What will power the future? According to industry leaders and experts meeting at the CERAWeek conference in Houston, TX this week, the answer is both innovation and continuation, evolution and not revolution. CERA is an energy conference organized each year by IHS Markit, information and insights company. Each year, it attracts major industry and policy figures; this year’s speakers included Energy Secretary Rick Perry, OPEC Secretary General Mohammad Sanusi Barkindo, as well as the CEOs of General Motors, ConocoPhillips, Duke Energy, and others. While issues like alternative energy and large scale batteries were topics of discussion, as the energy industry looks forward, it is still planning for a future largely dominated by oil and natural gas.
“History shows that shifts in the global energy system are evolutionary—not revolutionary. That means that “energy transition” will remain a buzzword not just for years, but for decades,” said Atul Arya, chief energy strategist at IHS.
The energy industry expects that while alternative energy will continue to develop over the coming decades, traditional fossil fuels will produce the bulk of the world’s energy for the foreseeable future. Instead of rapid revolutionary changes to the energy mix, they instead expect to see shifts in technology and approach.
One such change could also be the broader adoption of fracking technology. Over the past decade, fracking has become almost synonymous with the growth of American domestic production, since this was where much of the technology was first developed and adopted. However, other regions of the world with rich shale deposits are beginning to bring this technology into play, opening up even more areas of supply.
On a market level, this means that energy companies are betting on a bullish market. Although world markets have been dealing with a a glut of oil for several years, a reality that has kept prices low, CERA attendees believed that demand growth will continue to eat away at the slack.
“There is uncertainty, despite the optimism, about where the industry is going,” said Michael Stoppard, ISH chief strategist for global gas and energy.
What is increasingly a focus of the CERA conference is the shift in where oil is coming from. One of the biggest headlines to emerge from the conference is the continued dominance of American fracking. According to Fatih Birol, head of the International Energy Agency, the U.S. is expected to continue its rapid expansion of energy production. By 2023, he said, the U.S. would likely be the largest fossil fuel supplier in the world, a shift he said would exceed the expansion Saudi Arabia saw in the 1960s and 1970s.
“Non-OPEC supply growth is very, very strong, which will change a lot of parameters of the oil market in the next years to come,” Birol said. “We are going to see a major second wave of U.S. shale production coming.”
Although electric vehicles have been the subject of many political discussions, industry figures believe that they are unlikely change the industry overnight. Saying that they were not a “silver bullet,” BP CEO Bob Dudley, expressed the feelings of many at the conference when he explained that coal, oil, and natural gas would remain part of the fuel mix for decades.
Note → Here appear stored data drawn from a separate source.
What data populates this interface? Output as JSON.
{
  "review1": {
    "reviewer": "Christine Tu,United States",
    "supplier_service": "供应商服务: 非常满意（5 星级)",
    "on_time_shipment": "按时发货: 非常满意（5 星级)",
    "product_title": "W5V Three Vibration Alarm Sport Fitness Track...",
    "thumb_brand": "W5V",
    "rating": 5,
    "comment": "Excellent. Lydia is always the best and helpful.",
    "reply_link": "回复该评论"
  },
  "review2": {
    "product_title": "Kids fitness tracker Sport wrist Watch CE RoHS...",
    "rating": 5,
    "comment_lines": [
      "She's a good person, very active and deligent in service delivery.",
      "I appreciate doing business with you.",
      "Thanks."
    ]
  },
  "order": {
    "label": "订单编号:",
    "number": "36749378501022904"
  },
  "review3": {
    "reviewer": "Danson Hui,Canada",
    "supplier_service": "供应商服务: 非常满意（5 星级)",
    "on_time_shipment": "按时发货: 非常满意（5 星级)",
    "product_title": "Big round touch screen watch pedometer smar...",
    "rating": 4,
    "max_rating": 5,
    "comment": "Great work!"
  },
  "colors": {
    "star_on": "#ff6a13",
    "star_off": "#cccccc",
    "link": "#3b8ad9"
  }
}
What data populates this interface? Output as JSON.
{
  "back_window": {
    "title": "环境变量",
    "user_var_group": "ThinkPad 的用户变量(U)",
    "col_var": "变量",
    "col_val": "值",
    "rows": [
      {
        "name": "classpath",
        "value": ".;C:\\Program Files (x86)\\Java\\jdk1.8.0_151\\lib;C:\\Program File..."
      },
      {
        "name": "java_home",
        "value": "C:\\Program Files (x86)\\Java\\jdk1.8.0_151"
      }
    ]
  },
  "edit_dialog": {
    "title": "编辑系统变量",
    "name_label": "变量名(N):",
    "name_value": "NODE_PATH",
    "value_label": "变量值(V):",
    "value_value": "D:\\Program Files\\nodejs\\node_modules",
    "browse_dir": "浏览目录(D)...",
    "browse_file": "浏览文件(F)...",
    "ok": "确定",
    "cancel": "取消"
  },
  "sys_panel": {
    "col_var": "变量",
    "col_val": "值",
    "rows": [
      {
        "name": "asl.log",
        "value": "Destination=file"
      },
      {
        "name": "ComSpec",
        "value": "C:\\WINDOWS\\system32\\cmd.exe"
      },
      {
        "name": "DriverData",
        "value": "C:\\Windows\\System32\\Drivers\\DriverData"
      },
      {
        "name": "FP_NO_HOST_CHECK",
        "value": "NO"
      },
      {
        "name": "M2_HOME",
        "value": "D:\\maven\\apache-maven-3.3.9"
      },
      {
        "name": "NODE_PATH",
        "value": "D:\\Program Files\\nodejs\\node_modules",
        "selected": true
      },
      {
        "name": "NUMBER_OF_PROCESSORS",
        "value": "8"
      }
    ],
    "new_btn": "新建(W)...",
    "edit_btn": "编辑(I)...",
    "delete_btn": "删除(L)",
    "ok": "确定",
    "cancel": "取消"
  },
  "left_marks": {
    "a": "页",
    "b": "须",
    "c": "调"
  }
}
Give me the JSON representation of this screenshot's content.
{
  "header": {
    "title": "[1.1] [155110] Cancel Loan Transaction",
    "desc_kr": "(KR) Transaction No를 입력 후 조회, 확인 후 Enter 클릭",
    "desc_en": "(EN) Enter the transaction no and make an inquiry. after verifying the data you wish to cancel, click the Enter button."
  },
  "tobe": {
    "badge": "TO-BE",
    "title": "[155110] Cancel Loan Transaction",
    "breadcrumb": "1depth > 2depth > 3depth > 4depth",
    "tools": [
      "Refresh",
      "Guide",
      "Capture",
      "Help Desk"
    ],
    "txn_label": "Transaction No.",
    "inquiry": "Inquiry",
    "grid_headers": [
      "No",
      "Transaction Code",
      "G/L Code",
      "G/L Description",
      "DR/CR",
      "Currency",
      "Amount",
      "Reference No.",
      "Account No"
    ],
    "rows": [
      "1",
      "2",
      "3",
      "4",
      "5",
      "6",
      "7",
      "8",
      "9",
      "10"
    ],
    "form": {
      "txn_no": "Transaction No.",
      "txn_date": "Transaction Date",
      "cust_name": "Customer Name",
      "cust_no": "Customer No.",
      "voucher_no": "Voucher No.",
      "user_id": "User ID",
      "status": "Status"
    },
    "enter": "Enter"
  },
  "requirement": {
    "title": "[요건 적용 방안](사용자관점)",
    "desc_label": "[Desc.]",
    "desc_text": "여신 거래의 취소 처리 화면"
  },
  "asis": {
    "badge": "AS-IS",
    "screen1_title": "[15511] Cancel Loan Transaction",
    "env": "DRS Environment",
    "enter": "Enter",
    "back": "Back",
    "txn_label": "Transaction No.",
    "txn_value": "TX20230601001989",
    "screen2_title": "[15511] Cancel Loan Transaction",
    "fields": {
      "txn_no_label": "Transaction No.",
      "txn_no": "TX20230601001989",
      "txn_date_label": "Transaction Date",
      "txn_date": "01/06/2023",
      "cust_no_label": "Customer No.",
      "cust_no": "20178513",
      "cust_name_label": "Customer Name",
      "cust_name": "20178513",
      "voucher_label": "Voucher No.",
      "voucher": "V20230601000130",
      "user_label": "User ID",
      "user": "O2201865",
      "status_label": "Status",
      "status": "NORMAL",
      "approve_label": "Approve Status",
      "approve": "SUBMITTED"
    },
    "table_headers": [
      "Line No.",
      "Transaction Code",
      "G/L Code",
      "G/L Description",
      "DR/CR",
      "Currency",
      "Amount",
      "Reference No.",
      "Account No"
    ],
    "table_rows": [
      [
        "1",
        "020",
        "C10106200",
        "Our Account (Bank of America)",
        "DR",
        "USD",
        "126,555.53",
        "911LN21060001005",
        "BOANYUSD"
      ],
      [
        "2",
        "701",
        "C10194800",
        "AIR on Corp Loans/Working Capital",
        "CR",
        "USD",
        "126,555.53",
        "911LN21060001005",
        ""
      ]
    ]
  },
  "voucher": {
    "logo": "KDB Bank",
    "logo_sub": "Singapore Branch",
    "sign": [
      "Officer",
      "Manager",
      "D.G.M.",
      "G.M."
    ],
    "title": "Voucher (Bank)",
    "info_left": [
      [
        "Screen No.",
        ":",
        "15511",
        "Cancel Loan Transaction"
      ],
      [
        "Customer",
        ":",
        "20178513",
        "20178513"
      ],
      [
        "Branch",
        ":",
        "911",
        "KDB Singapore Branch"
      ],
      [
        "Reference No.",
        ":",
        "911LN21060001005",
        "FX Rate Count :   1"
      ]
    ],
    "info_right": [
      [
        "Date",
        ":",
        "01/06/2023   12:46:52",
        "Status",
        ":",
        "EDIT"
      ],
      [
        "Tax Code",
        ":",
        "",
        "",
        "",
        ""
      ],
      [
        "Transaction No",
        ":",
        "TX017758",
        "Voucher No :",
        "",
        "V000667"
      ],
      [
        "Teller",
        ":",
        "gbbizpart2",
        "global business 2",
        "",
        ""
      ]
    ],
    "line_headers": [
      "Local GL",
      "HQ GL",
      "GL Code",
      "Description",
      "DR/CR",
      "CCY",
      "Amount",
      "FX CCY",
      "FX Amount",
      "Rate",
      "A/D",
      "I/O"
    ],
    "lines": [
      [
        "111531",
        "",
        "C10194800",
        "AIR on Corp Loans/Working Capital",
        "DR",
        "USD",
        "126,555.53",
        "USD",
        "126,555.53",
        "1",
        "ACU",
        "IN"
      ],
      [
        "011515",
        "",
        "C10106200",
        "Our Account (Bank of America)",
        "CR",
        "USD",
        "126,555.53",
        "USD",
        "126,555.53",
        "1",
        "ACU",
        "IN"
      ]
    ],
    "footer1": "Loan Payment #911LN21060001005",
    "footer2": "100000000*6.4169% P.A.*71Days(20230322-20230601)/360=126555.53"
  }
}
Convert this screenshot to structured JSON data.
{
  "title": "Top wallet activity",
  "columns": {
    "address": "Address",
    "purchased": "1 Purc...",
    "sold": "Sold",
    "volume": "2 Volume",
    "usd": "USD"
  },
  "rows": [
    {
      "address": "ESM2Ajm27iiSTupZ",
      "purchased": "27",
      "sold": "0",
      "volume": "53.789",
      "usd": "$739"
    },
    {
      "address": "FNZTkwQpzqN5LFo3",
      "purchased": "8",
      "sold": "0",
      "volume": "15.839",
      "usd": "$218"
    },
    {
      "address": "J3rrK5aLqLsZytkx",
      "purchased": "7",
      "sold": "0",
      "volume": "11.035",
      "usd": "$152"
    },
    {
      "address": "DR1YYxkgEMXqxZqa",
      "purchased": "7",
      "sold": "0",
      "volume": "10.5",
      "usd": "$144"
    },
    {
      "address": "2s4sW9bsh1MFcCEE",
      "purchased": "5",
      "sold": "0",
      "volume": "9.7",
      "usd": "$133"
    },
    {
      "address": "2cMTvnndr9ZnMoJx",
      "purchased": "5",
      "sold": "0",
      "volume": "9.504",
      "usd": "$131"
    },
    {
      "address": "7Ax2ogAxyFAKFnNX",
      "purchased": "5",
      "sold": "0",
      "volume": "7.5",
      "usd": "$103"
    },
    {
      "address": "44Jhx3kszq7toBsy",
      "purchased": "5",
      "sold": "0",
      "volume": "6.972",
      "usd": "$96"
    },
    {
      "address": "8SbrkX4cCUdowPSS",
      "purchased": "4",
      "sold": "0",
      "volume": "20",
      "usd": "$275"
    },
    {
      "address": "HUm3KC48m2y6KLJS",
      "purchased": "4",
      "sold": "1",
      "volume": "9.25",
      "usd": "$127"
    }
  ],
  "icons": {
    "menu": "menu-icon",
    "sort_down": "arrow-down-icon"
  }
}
Even the rate at which oil use might decline in the future is, at this point, uncertain.
“Many wrongly believe that it is a simple matter of electric vehicles quickly and smoothly replacing the internal combustion engine,” Saudi Aramco CEO Amin Nasser said.
He stressed that the reality was more complicated. Not only is electric car technology still continuing to develop to the stage where it might replace the internal combustion energy, but at this point, much of the power these cars would run on is generated by burning coal. As countries like China and India continue to electrify, coal plants are providing the majority of the growth. With expected lifespans of several decades, these plants are unlikely to close in the near future.
In order for electric cars to be cleaner, they would need to be able to ensure a clean power generation mix, something which is simply beyond the reach of many areas of the world at this point.
“Right now, with battery-electric vehicles, we are simply moving emissions from tailpipe to smoke stack,” Nasser said.
As CERA Week moves into its final day on Friday, the surprise might be how much the future of energy sounds like the present. A decade ago, the American fracking boom reshaped energy markets in ways that few would have predicted. A similar technological revolution could take place, in fairness. According to energy industry figures, though, shifts are likely to be more gradual, continuing the poduction increases we have already seen and developing new ways of making traditional vehicles cleaner.